[Call for (In)submissions] Dossier #9 – Towards a Critique of (De)colonial Reason (1/2025)
Accepting submissions in the format of scientific articles, essays, reviews, interviews, literary texts, images, or other formats reflecting on the theme, with a deadline until August 31, 2024.
The concept of the "decolonial turn" was coined to refer to the insurgent position of singularities who, aware that the meanings erected by European colonialism cannot be confined within its strict temporal limits (late 15th century to mid-20th century), began to question the way they continue to proliferate in our "independent states with colonial societies" in the form of a coloniality of being, power, and knowledge. If the modern Western epistemic machinery, imbued with a lack of considerations about the role played by geopolitics and spatiality in knowledge production, intended to construct a neutral epistemic subject capable of transcending the reality in which it is embedded and thus structure abstract knowledge with claims of universal applicability, decolonial theorists and those who make use of their theoretical constructs seek to counteract such a tendency and intervene in the discourse of modern sciences in order to configure other paradigms for knowledge production.
However, it is common in academic practice to forget that the critique of Western "epistemic totalitarianism" does not end in itself, since it contains propositional arguments that invite us to establish a critical dialogue among various epistemological projects, in a stance that distances itself from fundamentalisms, which are pernicious both in their Eurocentric version and in their guise of "epistemic populism" – which assumes that knowledge produced by subalternized singularities is, from the outset and without any critique, contestatory knowledge.
In this sense, this dossier aims to bring together works that, accepting the premise that the massive uncritical importation of theories conceived in and for other historical/social realities has made us inheritors of a submissive and hesitant epistemological practice, take on the challenge of "epistemic disobedience," which does not intend to carry out a pure and simple negation of the entire European theoretical apparatus, but rather to make strategic use of it. Thus, the proposition here is to gather articles that aim to contribute to the efforts towards the decolonization of knowledge, which, through a contextualized applicability marked by the care to perceive which theoretical scope is actually compatible with other knowledges, originating from situationality and perspectives of colonial subjects, manage not to fall into either a "disembodied universalism" or a "walled provincialism" in itself.

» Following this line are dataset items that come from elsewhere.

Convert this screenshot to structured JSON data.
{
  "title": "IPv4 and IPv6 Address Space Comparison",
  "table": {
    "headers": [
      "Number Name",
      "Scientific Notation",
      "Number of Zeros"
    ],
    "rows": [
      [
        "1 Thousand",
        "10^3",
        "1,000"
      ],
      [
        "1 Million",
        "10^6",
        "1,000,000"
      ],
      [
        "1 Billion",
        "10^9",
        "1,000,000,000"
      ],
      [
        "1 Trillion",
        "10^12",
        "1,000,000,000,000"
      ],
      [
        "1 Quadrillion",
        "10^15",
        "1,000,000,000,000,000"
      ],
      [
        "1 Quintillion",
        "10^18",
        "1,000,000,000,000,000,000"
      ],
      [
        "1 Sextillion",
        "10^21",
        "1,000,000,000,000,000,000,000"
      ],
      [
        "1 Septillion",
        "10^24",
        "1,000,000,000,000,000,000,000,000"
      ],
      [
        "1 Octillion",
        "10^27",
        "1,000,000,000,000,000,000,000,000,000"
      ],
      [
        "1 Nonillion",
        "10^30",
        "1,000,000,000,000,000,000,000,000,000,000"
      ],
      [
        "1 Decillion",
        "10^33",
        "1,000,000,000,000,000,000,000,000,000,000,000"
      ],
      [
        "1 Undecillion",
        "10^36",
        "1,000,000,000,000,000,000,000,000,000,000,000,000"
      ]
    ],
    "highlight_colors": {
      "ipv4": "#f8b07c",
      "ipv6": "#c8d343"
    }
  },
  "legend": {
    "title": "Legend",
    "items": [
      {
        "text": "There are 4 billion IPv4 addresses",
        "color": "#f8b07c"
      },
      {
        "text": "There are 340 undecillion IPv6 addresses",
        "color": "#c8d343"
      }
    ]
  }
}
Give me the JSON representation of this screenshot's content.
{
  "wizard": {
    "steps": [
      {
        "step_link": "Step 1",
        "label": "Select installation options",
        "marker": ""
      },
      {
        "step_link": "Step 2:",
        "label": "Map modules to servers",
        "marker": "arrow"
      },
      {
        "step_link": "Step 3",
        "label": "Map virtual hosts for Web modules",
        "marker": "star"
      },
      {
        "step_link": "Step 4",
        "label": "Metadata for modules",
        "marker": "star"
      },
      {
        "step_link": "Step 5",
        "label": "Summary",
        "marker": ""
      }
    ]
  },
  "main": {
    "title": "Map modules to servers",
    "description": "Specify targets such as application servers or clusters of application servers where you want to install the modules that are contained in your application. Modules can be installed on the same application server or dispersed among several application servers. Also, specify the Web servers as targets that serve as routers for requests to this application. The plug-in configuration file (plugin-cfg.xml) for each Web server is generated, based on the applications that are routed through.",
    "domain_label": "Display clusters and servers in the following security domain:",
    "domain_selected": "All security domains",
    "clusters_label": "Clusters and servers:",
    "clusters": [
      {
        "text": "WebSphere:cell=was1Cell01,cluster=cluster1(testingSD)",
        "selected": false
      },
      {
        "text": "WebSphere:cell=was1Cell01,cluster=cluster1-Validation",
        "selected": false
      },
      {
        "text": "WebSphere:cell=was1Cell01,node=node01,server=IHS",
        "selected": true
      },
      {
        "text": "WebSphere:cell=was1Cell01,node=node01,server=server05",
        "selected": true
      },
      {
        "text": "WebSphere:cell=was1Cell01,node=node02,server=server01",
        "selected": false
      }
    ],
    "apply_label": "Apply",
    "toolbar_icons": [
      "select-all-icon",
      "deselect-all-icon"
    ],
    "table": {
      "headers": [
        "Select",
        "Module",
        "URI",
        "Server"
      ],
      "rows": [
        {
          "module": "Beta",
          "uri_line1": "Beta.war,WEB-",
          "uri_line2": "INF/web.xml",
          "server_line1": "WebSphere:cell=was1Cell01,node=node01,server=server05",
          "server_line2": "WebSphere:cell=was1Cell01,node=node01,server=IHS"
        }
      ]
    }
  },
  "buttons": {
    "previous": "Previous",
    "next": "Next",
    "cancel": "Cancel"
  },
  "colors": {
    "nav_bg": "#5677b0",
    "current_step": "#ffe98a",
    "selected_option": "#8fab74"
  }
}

We also emphasize that, beyond this thematic dossier, the journal (Des)troços accepts ongoing submissions of a general nature that are linked to radical thought and the editorial line of the periodical, as described at: https://periodicos.ufmg.br/index.php/revistadestrocos/about. Contributions should be submitted through the OJS system, respecting the submission rules for texts (https://periodicos.ufmg.br/index.php/revistadestrocos/about/submissions) by August 31, 2024. Titling requirements do not apply to image authors, whose contributions will be solely evaluated by the editorial committee. Contributions in the form of texts will be evaluated by the editorial committee and the double-blind review system. Once approved, texts and images will be published in the ninth issue of the journal, scheduled to be released in the second half of 2024.